The Common Prayer app pulls up morning, midday and evening prayers from the book Common Prayer: A Liturgy for Ordinary Radicals (Zondervan, 2012), co-authored by Shane Claiborne, Jonathan Wilson-Hartgrove and Enuma Okoro. With features like recorded hymns, built-in Bible links (internet connection required) and prayer-notification settings, you can participate in the liturgical practice of collective prayer “at a time that works for you.” In other words, you can be solo and quasi-communal at the same time.
In an age of digital everything, it’s inevitable that prayer gets packaged for a smart phone. It makes sense. But does it really work? Maybe not.
Sherry Turkle, MIT professor and author of Alone Together: Why We Expect More from Technology and Less from Each Other (Basic Books, 2012), writes in the New York Times that we “use technology to keep one another at distances we can control: not too close, not too far, just right,” something she’s dubbed “the Goldilocks effect.” As a result, we exchange conversation for connection, preferring to be in the company of a thousand friends, rather than conversing with just one.
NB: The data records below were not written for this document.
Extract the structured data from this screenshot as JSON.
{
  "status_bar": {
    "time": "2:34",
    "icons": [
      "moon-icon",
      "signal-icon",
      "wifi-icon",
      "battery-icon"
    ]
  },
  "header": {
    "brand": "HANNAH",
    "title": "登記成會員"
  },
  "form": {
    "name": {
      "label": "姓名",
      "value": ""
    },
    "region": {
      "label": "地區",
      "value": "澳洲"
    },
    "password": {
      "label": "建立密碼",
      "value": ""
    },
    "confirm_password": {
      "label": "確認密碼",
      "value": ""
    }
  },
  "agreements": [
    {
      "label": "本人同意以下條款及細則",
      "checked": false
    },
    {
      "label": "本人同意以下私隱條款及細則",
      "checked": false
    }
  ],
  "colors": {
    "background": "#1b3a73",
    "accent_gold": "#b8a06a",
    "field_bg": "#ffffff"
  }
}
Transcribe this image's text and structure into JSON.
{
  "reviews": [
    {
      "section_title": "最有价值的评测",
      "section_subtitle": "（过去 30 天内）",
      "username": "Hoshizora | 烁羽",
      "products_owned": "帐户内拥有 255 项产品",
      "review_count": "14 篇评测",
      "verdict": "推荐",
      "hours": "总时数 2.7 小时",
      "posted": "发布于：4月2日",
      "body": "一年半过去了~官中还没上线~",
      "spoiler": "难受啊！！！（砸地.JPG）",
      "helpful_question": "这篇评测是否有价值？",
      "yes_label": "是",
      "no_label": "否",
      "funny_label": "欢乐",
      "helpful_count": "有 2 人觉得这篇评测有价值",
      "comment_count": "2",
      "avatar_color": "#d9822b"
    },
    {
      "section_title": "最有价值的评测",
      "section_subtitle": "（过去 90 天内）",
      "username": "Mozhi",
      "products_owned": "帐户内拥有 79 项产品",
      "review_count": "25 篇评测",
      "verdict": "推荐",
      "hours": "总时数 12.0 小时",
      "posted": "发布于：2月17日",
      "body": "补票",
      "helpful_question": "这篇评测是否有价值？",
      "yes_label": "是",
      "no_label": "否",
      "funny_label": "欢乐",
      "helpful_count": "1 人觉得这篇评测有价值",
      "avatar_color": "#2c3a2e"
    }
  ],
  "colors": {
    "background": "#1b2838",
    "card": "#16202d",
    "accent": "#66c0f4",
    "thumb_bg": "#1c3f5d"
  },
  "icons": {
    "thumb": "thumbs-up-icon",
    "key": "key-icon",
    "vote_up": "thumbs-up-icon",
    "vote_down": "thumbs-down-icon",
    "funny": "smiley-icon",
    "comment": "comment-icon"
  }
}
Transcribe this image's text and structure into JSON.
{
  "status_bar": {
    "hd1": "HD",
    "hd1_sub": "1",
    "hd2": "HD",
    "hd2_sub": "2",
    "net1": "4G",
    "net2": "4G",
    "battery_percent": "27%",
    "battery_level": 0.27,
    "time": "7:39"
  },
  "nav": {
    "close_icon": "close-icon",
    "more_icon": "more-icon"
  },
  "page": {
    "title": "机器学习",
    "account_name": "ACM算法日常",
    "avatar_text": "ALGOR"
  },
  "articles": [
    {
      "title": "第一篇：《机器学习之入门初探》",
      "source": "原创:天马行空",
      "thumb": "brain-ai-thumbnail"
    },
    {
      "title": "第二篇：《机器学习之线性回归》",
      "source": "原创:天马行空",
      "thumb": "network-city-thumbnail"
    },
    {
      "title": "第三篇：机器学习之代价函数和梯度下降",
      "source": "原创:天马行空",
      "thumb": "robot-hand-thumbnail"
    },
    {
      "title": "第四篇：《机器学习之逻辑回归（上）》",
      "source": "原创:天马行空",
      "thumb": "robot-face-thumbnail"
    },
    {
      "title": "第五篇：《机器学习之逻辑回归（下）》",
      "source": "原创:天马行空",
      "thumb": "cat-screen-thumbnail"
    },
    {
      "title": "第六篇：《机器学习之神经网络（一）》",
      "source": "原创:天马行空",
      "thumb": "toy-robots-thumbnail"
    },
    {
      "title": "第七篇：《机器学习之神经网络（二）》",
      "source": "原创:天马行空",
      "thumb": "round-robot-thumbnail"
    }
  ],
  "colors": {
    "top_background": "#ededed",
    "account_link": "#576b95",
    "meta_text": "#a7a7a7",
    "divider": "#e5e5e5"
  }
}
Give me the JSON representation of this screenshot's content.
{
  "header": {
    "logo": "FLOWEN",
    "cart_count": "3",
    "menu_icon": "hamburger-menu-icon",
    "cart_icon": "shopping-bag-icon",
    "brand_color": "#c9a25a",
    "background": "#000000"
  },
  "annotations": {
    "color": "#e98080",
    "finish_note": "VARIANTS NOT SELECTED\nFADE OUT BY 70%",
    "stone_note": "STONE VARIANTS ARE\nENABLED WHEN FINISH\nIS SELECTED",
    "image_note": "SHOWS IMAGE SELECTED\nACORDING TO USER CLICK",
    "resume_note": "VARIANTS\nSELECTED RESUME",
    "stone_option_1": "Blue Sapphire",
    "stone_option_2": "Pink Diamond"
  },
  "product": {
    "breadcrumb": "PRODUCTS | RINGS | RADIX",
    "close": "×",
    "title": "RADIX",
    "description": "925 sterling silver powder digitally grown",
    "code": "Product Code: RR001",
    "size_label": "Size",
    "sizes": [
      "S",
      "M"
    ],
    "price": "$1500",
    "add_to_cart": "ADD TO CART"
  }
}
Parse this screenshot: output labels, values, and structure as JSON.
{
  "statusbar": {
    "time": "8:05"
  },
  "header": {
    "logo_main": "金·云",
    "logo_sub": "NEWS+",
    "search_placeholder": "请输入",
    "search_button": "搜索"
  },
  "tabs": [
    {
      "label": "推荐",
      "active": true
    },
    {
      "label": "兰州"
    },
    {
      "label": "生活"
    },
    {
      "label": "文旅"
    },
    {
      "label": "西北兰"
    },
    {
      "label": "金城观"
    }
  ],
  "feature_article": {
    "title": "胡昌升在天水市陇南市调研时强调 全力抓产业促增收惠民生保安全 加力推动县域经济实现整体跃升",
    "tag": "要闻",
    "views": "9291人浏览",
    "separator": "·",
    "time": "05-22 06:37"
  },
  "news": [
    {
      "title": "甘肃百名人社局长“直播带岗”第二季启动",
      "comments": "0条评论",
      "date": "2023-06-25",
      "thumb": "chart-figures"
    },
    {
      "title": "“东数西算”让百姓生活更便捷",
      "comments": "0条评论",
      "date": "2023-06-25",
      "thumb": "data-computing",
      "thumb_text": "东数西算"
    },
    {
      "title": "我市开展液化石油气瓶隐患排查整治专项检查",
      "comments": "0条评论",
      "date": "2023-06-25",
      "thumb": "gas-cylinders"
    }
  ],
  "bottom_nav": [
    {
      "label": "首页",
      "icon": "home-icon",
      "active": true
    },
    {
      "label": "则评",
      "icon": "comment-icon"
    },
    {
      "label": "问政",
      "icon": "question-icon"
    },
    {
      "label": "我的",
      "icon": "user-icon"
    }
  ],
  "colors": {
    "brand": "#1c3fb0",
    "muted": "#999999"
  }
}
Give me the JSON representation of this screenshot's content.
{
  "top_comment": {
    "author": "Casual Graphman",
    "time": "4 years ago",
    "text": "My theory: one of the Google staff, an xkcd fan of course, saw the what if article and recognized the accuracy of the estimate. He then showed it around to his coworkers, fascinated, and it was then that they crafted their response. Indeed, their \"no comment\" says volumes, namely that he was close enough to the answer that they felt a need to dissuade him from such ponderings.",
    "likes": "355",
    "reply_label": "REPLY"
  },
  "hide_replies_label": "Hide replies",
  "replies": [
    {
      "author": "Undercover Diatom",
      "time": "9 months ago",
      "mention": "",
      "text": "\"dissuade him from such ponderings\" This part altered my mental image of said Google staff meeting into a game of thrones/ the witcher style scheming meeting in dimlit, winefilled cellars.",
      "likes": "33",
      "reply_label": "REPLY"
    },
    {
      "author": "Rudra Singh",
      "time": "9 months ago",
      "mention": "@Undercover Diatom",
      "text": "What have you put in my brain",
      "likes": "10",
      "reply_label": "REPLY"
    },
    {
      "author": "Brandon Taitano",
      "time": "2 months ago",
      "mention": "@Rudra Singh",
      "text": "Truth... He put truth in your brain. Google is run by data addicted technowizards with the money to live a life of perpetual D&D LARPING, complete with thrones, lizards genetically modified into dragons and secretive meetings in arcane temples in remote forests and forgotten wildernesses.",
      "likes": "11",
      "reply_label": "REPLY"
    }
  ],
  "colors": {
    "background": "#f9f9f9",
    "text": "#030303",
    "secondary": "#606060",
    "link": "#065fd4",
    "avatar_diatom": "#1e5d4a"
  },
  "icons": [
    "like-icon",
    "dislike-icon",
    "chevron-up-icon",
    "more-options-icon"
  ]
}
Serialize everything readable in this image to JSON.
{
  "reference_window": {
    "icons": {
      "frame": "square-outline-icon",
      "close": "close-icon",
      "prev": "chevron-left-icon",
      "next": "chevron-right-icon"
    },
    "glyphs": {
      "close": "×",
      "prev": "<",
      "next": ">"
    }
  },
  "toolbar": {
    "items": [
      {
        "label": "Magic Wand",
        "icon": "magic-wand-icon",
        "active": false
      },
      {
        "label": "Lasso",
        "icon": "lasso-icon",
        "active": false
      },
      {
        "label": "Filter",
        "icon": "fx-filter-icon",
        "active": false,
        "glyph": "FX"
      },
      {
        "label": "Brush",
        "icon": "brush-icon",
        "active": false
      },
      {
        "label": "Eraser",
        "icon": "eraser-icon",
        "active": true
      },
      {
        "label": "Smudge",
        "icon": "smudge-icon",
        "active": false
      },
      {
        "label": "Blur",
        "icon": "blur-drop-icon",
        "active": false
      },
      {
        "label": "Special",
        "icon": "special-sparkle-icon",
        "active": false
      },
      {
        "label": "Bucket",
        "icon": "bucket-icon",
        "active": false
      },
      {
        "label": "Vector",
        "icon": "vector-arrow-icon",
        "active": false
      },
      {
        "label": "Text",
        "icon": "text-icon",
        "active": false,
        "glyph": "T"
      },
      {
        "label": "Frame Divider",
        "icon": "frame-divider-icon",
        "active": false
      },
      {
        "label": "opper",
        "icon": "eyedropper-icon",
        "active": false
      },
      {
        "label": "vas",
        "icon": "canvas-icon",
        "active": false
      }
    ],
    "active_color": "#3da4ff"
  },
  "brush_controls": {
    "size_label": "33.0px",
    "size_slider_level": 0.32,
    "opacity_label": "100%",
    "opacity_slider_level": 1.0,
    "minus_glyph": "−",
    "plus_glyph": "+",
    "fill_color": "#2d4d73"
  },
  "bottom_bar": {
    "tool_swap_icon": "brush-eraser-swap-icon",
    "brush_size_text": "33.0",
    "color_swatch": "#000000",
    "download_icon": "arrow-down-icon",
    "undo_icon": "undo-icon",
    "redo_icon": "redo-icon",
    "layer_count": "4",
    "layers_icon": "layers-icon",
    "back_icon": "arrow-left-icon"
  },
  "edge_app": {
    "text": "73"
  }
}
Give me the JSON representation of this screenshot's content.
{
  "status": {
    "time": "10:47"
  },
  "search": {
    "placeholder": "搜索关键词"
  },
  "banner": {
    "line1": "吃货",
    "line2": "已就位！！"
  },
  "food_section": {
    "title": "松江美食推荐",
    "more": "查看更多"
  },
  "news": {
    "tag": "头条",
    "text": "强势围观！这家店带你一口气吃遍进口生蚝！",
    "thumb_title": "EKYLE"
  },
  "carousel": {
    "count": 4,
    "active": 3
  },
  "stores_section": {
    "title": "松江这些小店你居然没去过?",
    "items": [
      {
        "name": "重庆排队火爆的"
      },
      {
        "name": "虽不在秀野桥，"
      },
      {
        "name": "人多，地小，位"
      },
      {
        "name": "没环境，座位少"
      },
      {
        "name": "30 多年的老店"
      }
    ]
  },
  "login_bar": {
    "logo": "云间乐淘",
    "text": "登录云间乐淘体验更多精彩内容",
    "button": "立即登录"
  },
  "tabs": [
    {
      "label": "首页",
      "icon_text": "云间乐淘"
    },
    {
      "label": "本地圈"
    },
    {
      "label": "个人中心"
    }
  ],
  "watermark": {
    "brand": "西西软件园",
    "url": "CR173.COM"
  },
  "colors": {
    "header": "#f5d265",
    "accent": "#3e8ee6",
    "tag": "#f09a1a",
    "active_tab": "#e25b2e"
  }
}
This is an attitude that hardly seems conducive to sincere, communal prayer. And the fact that users of the Common Prayer app can send texts and tweets while they pray seems more like what Turkle calls a “rush to connect” than a desire for communal devotion.
Still, the Common Prayer app may help check people’s judgment. Instead of rolling our eyes at the person who obstructs pedestrian traffic with her head bent, eyes downcast and thumbs dancing, we could be gracious and think, “That’s alright, she’s probably praying.”